As well-intentioned—and briefly helpful—as these events have been, they aren’t the sea change Point Roberts needs to stay alive. Many businesses are operating at a loss and deeply concerned about surviving the summer if things don’t turn around. Some—like Point to Point Parcel, a family-run mail-forwarding company in business for 24 years—have already closed their doors.
Hansen’s restaurants are earning about half of what they made in March and April of last year. Two of the three festivals she had planned for the summer have been canceled—both American and Canadian bands are wary of crossing the border.
Larry’s Liquor Locker—a hole-in-the-wall booze outlet that rents space from Kiniski next door to the Reef—has seen its profits drop by a third over this time last year. Owner Larry Musselwhite, a Tennessee native who commutes to his store from the U.S. mainland, is not shy about who’s to blame.
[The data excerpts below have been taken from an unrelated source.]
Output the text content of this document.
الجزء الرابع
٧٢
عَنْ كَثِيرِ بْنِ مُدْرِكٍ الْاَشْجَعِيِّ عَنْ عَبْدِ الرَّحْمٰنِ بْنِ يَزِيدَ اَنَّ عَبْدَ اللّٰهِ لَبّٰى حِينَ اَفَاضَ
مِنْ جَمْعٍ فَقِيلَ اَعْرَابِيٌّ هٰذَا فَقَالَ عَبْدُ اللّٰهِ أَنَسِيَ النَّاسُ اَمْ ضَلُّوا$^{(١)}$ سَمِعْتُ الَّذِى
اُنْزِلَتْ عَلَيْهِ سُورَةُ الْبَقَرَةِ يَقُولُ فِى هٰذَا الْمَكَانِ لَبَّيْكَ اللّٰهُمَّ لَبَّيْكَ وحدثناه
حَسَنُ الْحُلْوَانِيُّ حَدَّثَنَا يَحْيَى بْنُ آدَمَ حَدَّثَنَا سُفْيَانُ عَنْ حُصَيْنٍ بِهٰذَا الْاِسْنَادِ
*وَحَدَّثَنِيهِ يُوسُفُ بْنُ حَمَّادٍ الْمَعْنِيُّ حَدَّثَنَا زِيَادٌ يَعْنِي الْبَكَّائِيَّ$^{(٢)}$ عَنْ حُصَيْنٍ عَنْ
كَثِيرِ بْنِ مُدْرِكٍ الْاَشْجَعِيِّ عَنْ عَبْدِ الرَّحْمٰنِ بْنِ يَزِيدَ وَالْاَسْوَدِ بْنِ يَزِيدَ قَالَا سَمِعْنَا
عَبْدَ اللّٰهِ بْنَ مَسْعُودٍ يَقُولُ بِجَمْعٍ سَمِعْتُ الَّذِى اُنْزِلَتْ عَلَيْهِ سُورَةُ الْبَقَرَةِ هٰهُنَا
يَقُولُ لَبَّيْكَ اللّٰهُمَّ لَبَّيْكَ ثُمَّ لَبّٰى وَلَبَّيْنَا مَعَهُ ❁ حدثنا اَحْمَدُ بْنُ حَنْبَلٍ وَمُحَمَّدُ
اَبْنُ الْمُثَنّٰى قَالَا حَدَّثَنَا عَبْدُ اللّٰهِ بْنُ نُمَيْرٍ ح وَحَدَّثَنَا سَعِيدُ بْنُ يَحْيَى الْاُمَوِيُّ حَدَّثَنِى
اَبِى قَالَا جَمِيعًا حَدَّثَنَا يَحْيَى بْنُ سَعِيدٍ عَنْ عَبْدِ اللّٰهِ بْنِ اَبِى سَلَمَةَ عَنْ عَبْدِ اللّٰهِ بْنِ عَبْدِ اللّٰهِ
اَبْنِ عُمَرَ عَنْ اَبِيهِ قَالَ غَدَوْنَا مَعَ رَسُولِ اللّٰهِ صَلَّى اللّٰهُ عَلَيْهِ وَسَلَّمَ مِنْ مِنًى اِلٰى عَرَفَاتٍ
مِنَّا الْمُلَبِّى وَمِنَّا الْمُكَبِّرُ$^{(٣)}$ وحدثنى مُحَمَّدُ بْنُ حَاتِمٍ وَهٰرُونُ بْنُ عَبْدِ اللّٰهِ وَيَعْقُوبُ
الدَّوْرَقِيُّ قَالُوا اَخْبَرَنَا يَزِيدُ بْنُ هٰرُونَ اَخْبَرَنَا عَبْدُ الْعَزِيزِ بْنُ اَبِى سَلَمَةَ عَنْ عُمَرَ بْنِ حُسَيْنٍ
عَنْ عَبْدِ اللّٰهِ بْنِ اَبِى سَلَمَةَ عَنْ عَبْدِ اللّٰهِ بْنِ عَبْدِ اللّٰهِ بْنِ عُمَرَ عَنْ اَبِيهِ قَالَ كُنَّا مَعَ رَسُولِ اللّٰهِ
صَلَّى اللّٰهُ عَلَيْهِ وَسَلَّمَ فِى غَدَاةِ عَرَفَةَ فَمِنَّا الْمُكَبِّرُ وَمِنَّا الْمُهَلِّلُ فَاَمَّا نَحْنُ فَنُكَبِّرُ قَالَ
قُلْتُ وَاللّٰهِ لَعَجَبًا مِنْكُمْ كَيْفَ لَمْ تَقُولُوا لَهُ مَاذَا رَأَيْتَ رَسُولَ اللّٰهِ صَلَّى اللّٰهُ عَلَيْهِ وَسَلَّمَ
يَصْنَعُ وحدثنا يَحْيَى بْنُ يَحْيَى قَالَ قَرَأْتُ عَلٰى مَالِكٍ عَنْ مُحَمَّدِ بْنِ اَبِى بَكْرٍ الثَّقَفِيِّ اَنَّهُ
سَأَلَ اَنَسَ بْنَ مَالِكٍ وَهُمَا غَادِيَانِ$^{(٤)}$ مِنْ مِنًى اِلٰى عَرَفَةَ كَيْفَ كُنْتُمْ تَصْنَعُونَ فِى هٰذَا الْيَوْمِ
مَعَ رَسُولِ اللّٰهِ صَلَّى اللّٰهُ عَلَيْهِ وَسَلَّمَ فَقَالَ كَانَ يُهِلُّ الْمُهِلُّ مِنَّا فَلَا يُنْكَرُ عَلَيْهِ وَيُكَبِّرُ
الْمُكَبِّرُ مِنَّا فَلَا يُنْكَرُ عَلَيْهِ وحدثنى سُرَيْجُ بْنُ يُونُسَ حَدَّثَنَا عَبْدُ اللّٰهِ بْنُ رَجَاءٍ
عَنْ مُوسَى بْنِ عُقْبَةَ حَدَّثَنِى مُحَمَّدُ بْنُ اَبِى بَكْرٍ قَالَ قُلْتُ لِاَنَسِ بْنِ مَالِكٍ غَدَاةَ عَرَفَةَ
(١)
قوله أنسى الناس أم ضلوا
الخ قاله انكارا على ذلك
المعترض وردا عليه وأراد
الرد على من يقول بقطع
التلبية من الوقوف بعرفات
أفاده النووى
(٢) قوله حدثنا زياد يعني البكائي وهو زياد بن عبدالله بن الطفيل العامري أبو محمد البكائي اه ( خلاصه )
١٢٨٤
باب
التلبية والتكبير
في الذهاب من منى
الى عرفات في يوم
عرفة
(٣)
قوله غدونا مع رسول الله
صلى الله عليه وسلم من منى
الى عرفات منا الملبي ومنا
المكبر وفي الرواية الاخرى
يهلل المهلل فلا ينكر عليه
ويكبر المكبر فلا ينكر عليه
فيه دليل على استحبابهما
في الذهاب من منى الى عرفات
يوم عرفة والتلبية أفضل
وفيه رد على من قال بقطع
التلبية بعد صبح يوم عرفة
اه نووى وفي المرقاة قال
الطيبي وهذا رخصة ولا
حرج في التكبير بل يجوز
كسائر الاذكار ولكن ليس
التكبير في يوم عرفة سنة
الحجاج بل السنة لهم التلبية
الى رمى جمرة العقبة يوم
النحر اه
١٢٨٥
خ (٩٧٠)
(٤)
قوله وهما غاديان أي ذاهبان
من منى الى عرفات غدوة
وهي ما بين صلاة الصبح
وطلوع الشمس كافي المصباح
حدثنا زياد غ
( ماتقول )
Around the pushed-together tables on the patio of the Pier, two dozen neighbors share plates from the buffet, catching up from the previous summer and talking about current events. It’s round two of “Elbows Down,” and the topic isn’t sunglasses—it’s fear.
Although the lone station that eases cars in and out of Point Roberts is currently a ghost booth, crossing into the mainland is a different tale. The stories range from having cars searched to being asked unusual questions to dogs sniffing glove compartments. The Border Patrol has even begun pulling over vehicles on the highway instead of at the crossing—which usually only happens during an amber alert or a criminal pursuit. Some complain that they are targeting only Canadian license plates. And even though the border traffic has been partially cut in half, the waits are longer than they were a year ago.
What started as an economic boycott has turned into a simmering brew of confusion and concern. “We’ve really shifted into a place of fear,” Neil King told me. “We’ve talked to a lot of people in Canada who just refused to go over the border because they are afraid of what’s gonna happen. There are too many stories coming out where people are getting stopped or being detained for unknown reasons.
“Because of the rhetoric, the tension, people were afraid of the reaction of the border guards,” said Morrison. “Once that chatter starts, people don’t want to cross, especially seniors. Don’t wanna deal with it.”
“I very much want to work with him, but cannot understand one simple TRUTH,” Trump wrote on social media. “Why is America subsidizing Canada by $200 Billion Dollars a year, in addition to giving them free Military Protection, and many other things? We don’t need their Cars, we don’t need their Energy, we don’t need their Lumber, we don’t need ANYTHING they have, other than their friendship, which hopefully we will always maintain. They, on the other hand, need EVERYTHING from us!”
All of these critical imports, once duty-free, now face tariffs of 10–25 percent. Trump’s childlike grasp of economics and his thirst for chaos have thrown U.S. businesses, big and small, into turmoil, threatening every corner of industry and pulling the rug out from under our very infrastructure. Moreover, he’s endangered the largely symbiotic relationship with America’s continental BFF, sending Canada overseas to seek trade deals with more loyal friends, which will only further isolate the United States—and border towns like Point Roberts—until America eventually returns to the international community a lonelier, weaker, and diminished nation.